Hashimoto et al. propose “TouchMe”, a tele-operating system which allows the user to manipulate a multi-DOF robot intuitively with touch interaction from a third-person view [3]. TouchMe de has two elements to realize more intuitive control: (1) Using a third-person view camera because it allows the user to understand the situation of the entire work space. With this, it is easy to avoid collisions with obstacles on the side or behind the robot when the robot is rotating or moving backwards and clear to find target objects for observing and specify the distance of movement and angle of rotation. (2) Building computer graphics (CG) model superimposed on multi-DOF robot to help the user predict how the robot will move and understand the controllable direction of the mounted part. In this work, the camera captures the image of the workspace in real-time, and the image is shown on the touch screen with a CG model overlaid on the real robot. The user controls the robot by touching the part of the CG model where he/she wants to move, and he/she then drags it to the desired position and direction. Although the system eliminates the difference of view point between user and robot, the TouchMe cannot solve the problem of dead zone manipulation. In addition, four markers (ARToolKit [5]) on the top of robot are used to locate the initial state of the robot and also for visual feedback when the robot moves to the specific position or rotates to specific direction. However, marker recognition can be influenced by the shooting angle of the camera. For example, in the angle that four makers are shield by obstacles, robot cannot be recognized successfully.
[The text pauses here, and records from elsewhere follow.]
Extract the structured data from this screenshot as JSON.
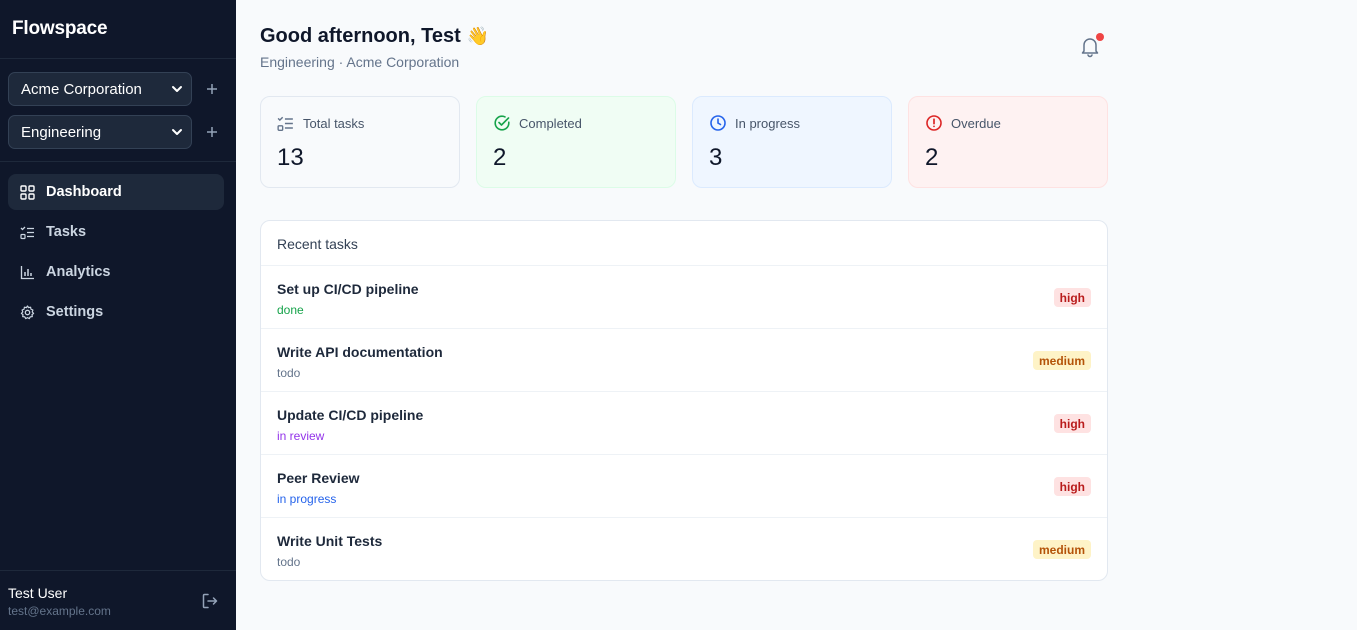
{
  "sidebar": {
    "brand": "Flowspace",
    "org_select": "Acme Corporation",
    "team_select": "Engineering",
    "nav": [
      {
        "label": "Dashboard",
        "icon": "grid-icon",
        "active": true
      },
      {
        "label": "Tasks",
        "icon": "list-check-icon",
        "active": false
      },
      {
        "label": "Analytics",
        "icon": "bar-chart-icon",
        "active": false
      },
      {
        "label": "Settings",
        "icon": "gear-icon",
        "active": false
      }
    ],
    "user": {
      "name": "Test User",
      "email": "test@example.com"
    }
  },
  "header": {
    "greeting": "Good afternoon, Test",
    "emoji": "👋",
    "subtitle": "Engineering · Acme Corporation"
  },
  "stats": [
    {
      "label": "Total tasks",
      "value": "13",
      "icon": "list-check-icon",
      "bg": "#f8fafc",
      "border": "#e2e8f0",
      "icon_color": "#64748b"
    },
    {
      "label": "Completed",
      "value": "2",
      "icon": "check-circle-icon",
      "bg": "#f0fdf4",
      "border": "#dcfce7",
      "icon_color": "#16a34a"
    },
    {
      "label": "In progress",
      "value": "3",
      "icon": "clock-icon",
      "bg": "#eff6ff",
      "border": "#dbeafe",
      "icon_color": "#2563eb"
    },
    {
      "label": "Overdue",
      "value": "2",
      "icon": "alert-circle-icon",
      "bg": "#fef2f2",
      "border": "#fee2e2",
      "icon_color": "#dc2626"
    }
  ],
  "recent": {
    "title": "Recent tasks",
    "tasks": [
      {
        "title": "Set up CI/CD pipeline",
        "status": "done",
        "status_color": "#16a34a",
        "priority": "high"
      },
      {
        "title": "Write API documentation",
        "status": "todo",
        "status_color": "#64748b",
        "priority": "medium"
      },
      {
        "title": "Update CI/CD pipeline",
        "status": "in review",
        "status_color": "#9333ea",
        "priority": "high"
      },
      {
        "title": "Peer Review",
        "status": "in progress",
        "status_color": "#2563eb",
        "priority": "high"
      },
      {
        "title": "Write Unit Tests",
        "status": "todo",
        "status_color": "#64748b",
        "priority": "medium"
      }
    ]
  },
  "priority_colors": {
    "high": {
      "bg": "#fee2e2",
      "fg": "#b91c1c"
    },
    "medium": {
      "bg": "#fef3c7",
      "fg": "#b45309"
    }
  }
}
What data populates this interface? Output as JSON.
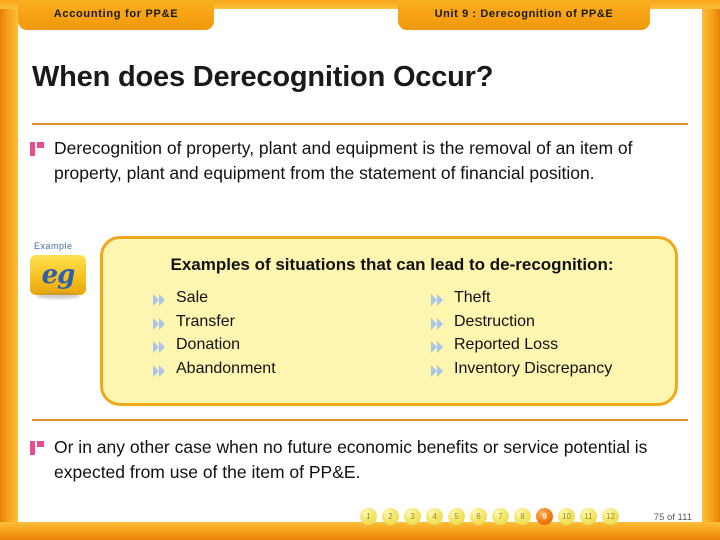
{
  "tabs": {
    "left_label": "Accounting for PP&E",
    "center_label": "Unit 9 : Derecognition of PP&E"
  },
  "slide": {
    "title": "When does Derecognition Occur?",
    "bullet_1": "Derecognition of property, plant and equipment is the removal of an item of property, plant and equipment from the statement of financial position.",
    "bullet_2": "Or in any other case when no future economic benefits or service potential is expected from use of the item of PP&E."
  },
  "example": {
    "label": "Example",
    "icon_text": "eg"
  },
  "callout": {
    "heading": "Examples of situations that can lead to de-recognition:",
    "left_items": [
      "Sale",
      "Transfer",
      "Donation",
      "Abandonment"
    ],
    "right_items": [
      "Theft",
      "Destruction",
      "Reported Loss",
      "Inventory Discrepancy"
    ]
  },
  "footer": {
    "pages": [
      "1",
      "2",
      "3",
      "4",
      "5",
      "6",
      "7",
      "8",
      "9",
      "10",
      "11",
      "12"
    ],
    "active_page": "9",
    "page_count": "75 of 111"
  },
  "colors": {
    "frame": "#f5a418",
    "bullet": "#e84c8a",
    "callout_bg": "#fdf6b0",
    "callout_border": "#f0a81a",
    "rule": "#d98f2a",
    "active_dot": "#f07a10"
  }
}
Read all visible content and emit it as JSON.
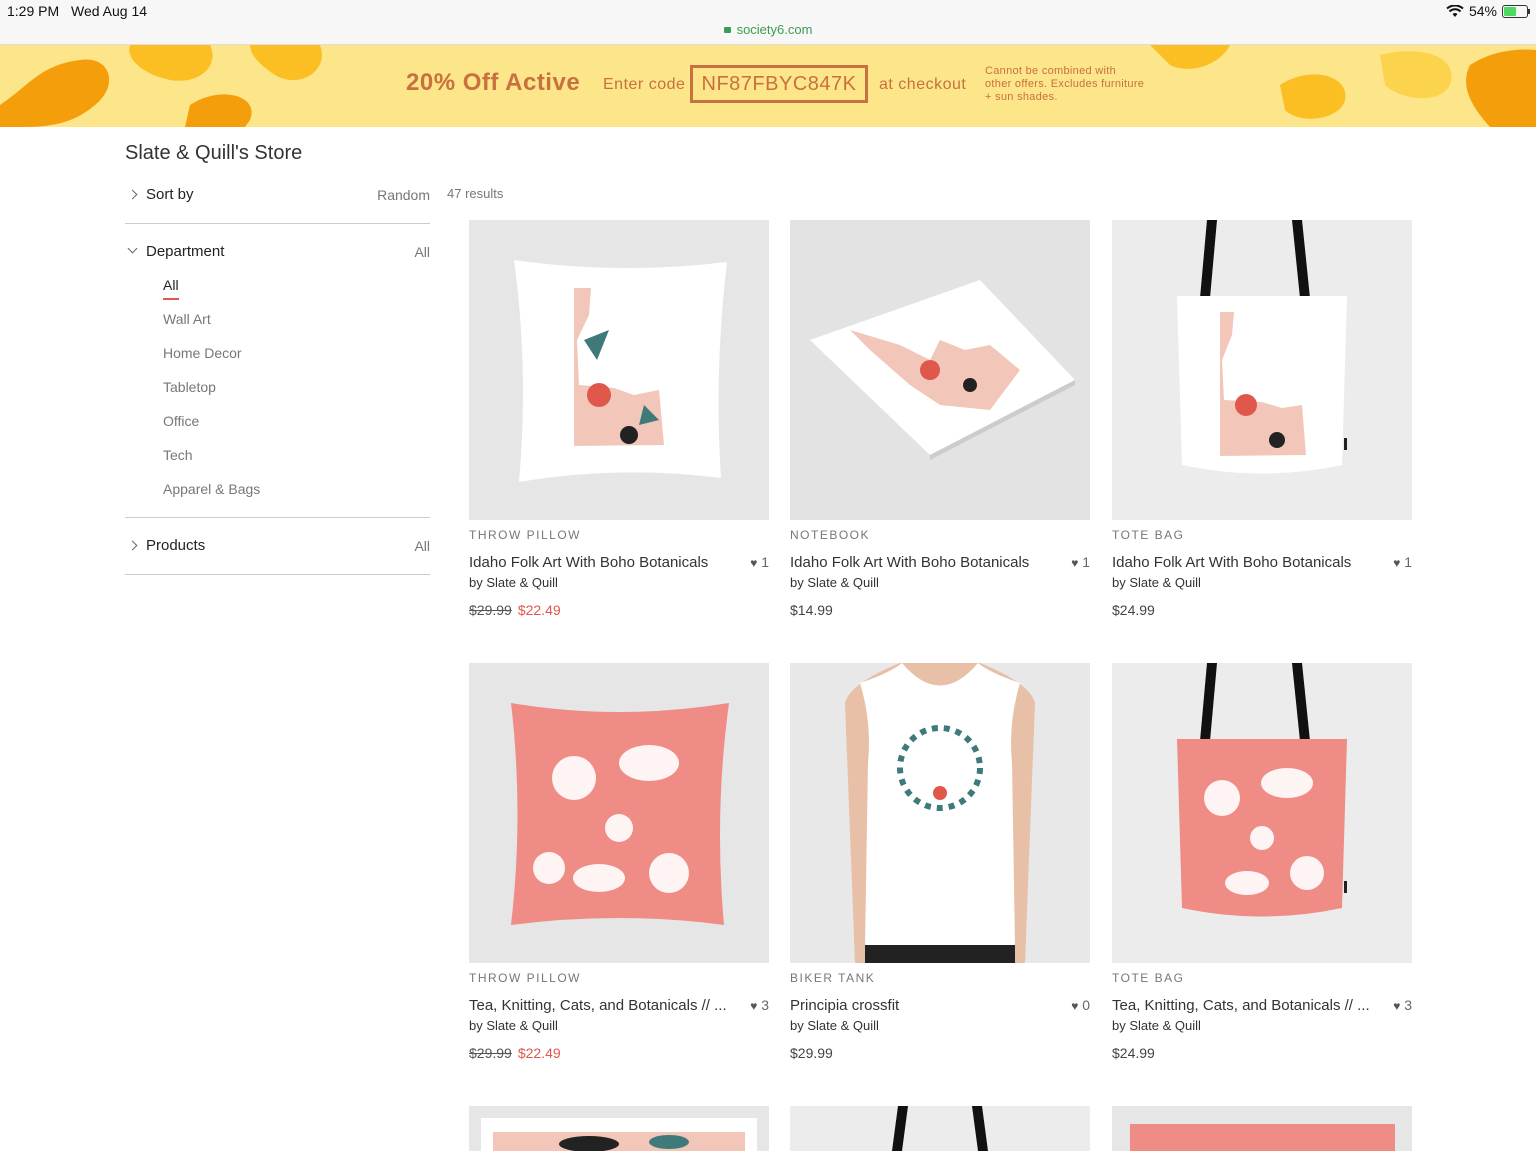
{
  "status_bar": {
    "time": "1:29 PM",
    "date": "Wed Aug 14",
    "url": "society6.com",
    "battery": "54%"
  },
  "promo": {
    "title": "20% Off Active",
    "enter": "Enter code",
    "code": "NF87FBYC847K",
    "at": "at checkout",
    "fine": "Cannot be combined with other offers. Excludes furniture + sun shades."
  },
  "store": {
    "title": "Slate & Quill's Store",
    "results": "47 results"
  },
  "filters": {
    "sort": {
      "label": "Sort by",
      "value": "Random"
    },
    "department": {
      "label": "Department",
      "value": "All",
      "items": [
        "All",
        "Wall Art",
        "Home Decor",
        "Tabletop",
        "Office",
        "Tech",
        "Apparel & Bags"
      ],
      "active": "All"
    },
    "products": {
      "label": "Products",
      "value": "All"
    }
  },
  "products": [
    {
      "type": "THROW PILLOW",
      "title": "Idaho Folk Art With Boho Botanicals",
      "likes": "1",
      "by": "by Slate & Quill",
      "price_old": "$29.99",
      "price_new": "$22.49"
    },
    {
      "type": "NOTEBOOK",
      "title": "Idaho Folk Art With Boho Botanicals",
      "likes": "1",
      "by": "by Slate & Quill",
      "price": "$14.99"
    },
    {
      "type": "TOTE BAG",
      "title": "Idaho Folk Art With Boho Botanicals",
      "likes": "1",
      "by": "by Slate & Quill",
      "price": "$24.99"
    },
    {
      "type": "THROW PILLOW",
      "title": "Tea, Knitting, Cats, and Botanicals // ...",
      "likes": "3",
      "by": "by Slate & Quill",
      "price_old": "$29.99",
      "price_new": "$22.49"
    },
    {
      "type": "BIKER TANK",
      "title": "Principia crossfit",
      "likes": "0",
      "by": "by Slate & Quill",
      "price": "$29.99"
    },
    {
      "type": "TOTE BAG",
      "title": "Tea, Knitting, Cats, and Botanicals // ...",
      "likes": "3",
      "by": "by Slate & Quill",
      "price": "$24.99"
    }
  ],
  "colors": {
    "accent": "#e0584c",
    "promo_bg": "#fde68a",
    "promo_text": "#c8703f",
    "pink": "#ef8c85"
  }
}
Comparing with TouchMe, our system has advantages in following two aspects. Firstly, based on third-person view our system add first-person view provided by a robot-mounted camera, which means when robot moves into the dead zone of the third-person view, user can switch to the first-person view for operation. The two point-of-view manipulation systems are running simultaneously and user can switch according to the different situations. What’s more, instead of using marker for registration between the real robot and the CG model, an application named Vuforia Object Scanner are used to scan and recognize the robot automatically. It means after scanning the target object and getting enough feature points from its surface, when the target object comes into the view of the camera it can be recognized automatically.

6 Conclusion

In this paper, we have presented the design, implementation and an preliminary evaluation of an augmented reality based system for controlling a multi-DOF monitor. Our system allows the user to manipulate each part of the monitor by directly dragging corresponding augmented reality models from dual point of view, which refers to the third-person view provided by a fixed setting camera in working space, and the rear first-person view seen by the camera mounted on monitor. In addition, by using augmented reality models we can realize the spatially consistent relation between virtual world and real world, which means the action of target object is consistent in augmented reality models described in the user’s coordination system. Our system have received a positive feedback from the preliminary experiment. The result indicates that user could achieve an intuitive manipulation of monitor by using augmented reality model to some extent. Although in this paper we test our system in a working space with simple environment, it is also suitable for other domestic space with more complex environment.